Maybe he's doing it behind closed doors, which would be a relief considering what we all lived through recently and the moth posing as a leader. But we'd have heard about that, too. Maybe he thinks he can lead by example. Except no one's following along.

This was Bedard's time to get a jumpstart on setting his room. These past six weeks were the out of town preview for the team he is going to run. He has a 35 xG%. He's getting his ass kicked most every night. Now, that's not the whole story. His individual xG since the deadline is 0.98 per 60, which is really good! He's been a bit undone by a 5.9 shooting-percentage in that time, and maybe things would look more rosy if a few more pucks had gone in. But giving up nearly two-thirds in possession is simply unacceptable, whatever the challenges Bedard faces on a nightly basis. He's supposed to dominate games. He's not even running shifts.

But that's been the story for Bedard. October and November hockey is important, it's when every team is basically carving out their participation level for the playoff spots. It's open, and fast, a little chaotic. It's definitely more entertaining to watch, and probably a little easier to play in. Bedard was great in that period. 37 points in 25 games.

But then he got hurt. And when he came back is when hockey is hard. Teams have their systems locked in. The newness has worn off, and the season becomes routine, if not a slog. The light at the end of the tunnel, the playoffs, is hardly visible. It's just about diligence and perseverance. Bedard has 29 points in 37 games. It's good, it's fine. What it isn't is star-level, or MVP-level. And that's the standard Bedard will be held to, rightly. Merely being Diet Sebastian Aho, offensively, isn't going to cut it, not for the billing Bedard had.

This is where we return to the fact that Bedard's teams in the WHL just weren't all that good. One missed the playoffs, one went out in the first round after finishing fourth in their division. With the way he must've lorded everyone else at that level, talent-wise, shouldn't it have been more?

It's also curious how others in the status Bedard is supposed to be a part of would have handled being told by their bosses that the first five or seven years of their careers would be spent in the abyss. Connor McDavid made the playoffs in his second season, the Oilers missed the playoffs the next two, and they fired coaches and GMs over it to placate him. Nathan MacKinnon was in the playoffs as a rookie, the Avs had 90 points in his second year, spent two years backing up, and have been a contender ever since. Imagine telling MacKinnon he would need to cool his jets for three or four seasons. Would anyone get out of that room alive?

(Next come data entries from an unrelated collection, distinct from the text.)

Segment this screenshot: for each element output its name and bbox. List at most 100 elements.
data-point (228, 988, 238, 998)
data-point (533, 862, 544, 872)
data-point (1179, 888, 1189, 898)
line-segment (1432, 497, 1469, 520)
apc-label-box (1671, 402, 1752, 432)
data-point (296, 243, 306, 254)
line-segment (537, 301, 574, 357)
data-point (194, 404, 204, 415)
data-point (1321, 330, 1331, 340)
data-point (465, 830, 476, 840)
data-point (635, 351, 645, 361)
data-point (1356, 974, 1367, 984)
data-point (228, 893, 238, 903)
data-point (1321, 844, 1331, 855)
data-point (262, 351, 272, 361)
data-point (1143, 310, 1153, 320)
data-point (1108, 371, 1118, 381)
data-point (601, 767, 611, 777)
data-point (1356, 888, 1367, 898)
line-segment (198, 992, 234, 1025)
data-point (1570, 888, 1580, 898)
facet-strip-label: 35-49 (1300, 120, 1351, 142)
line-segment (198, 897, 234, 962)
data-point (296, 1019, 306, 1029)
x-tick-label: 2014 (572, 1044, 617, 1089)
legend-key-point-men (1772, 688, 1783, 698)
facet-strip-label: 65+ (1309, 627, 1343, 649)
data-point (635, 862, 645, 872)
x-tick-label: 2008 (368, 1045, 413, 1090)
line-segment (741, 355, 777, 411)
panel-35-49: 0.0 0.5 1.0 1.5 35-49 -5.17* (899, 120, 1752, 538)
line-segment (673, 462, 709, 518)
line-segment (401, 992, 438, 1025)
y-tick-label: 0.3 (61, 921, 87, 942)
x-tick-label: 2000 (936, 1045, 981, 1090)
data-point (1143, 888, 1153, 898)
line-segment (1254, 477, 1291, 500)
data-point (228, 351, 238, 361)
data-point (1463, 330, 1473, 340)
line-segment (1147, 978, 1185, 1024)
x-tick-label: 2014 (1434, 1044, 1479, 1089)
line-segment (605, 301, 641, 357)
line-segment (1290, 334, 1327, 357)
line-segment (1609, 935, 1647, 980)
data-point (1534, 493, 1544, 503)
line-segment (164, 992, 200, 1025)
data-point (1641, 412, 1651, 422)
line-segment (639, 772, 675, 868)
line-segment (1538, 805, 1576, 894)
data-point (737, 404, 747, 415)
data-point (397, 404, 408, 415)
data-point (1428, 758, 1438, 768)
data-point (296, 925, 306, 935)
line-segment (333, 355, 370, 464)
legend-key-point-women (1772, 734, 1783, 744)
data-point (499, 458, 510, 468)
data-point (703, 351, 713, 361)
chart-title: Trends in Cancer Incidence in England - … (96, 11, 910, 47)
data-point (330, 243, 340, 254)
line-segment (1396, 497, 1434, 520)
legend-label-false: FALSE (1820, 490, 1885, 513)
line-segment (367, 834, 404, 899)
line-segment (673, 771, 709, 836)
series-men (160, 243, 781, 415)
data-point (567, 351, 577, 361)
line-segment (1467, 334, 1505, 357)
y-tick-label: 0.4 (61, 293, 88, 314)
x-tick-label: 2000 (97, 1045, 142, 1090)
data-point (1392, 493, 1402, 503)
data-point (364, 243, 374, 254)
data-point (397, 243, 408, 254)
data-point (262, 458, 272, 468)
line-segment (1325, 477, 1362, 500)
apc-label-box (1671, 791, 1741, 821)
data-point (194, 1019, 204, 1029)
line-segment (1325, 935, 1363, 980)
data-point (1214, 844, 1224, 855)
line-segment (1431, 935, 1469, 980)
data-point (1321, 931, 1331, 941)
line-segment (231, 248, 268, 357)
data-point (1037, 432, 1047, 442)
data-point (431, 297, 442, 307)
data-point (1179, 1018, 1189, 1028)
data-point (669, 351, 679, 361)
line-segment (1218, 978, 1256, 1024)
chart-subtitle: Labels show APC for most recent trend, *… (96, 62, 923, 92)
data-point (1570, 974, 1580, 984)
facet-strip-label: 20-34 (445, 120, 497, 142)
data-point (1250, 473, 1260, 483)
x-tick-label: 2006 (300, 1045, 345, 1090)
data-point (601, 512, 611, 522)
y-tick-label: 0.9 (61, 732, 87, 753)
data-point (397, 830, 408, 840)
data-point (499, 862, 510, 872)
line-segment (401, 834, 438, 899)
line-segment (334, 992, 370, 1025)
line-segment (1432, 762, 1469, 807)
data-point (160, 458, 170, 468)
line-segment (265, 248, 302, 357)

The fear is that Bedard is happy enough to score goals, provide highlights, swag it up with the crowd, and go home. At best, he's content to bide his time. But NHL careers aren't infinite. Shouldn't he be somewhat upset at sacrificing a noticeable portion of it to Kyle's Grand Plan? He's buds with Caleb and PCA, he's seen how those guys are treated spearheading playoff teams. Doesn't he want in, badly? Nothing about him on the ice or off the ice suggests he's all that bothered.

Those vibes are absent. Give Bedard space and time, he'll score. Ask him to create his own down low, or to go toe-to-toe with a genuine #1 across from him in his own end, ask him to gut out a win for his team in the dregs of February when his teammates don't have it, and he hasn't, can't, or won't do it. And there isn't much leaking out that he's all that upset about it.

The Hawks can't know if he's a center or a wing. They can't know if he's actually going to put this team and organization on his back and take them up the mountain. And now they don't know what they're going to have to pay him, and for how long, to still have these questions. It's year three of a prospect everyone fell over themselves and had to have, the one who couldn't miss. Why are we asking all these questions?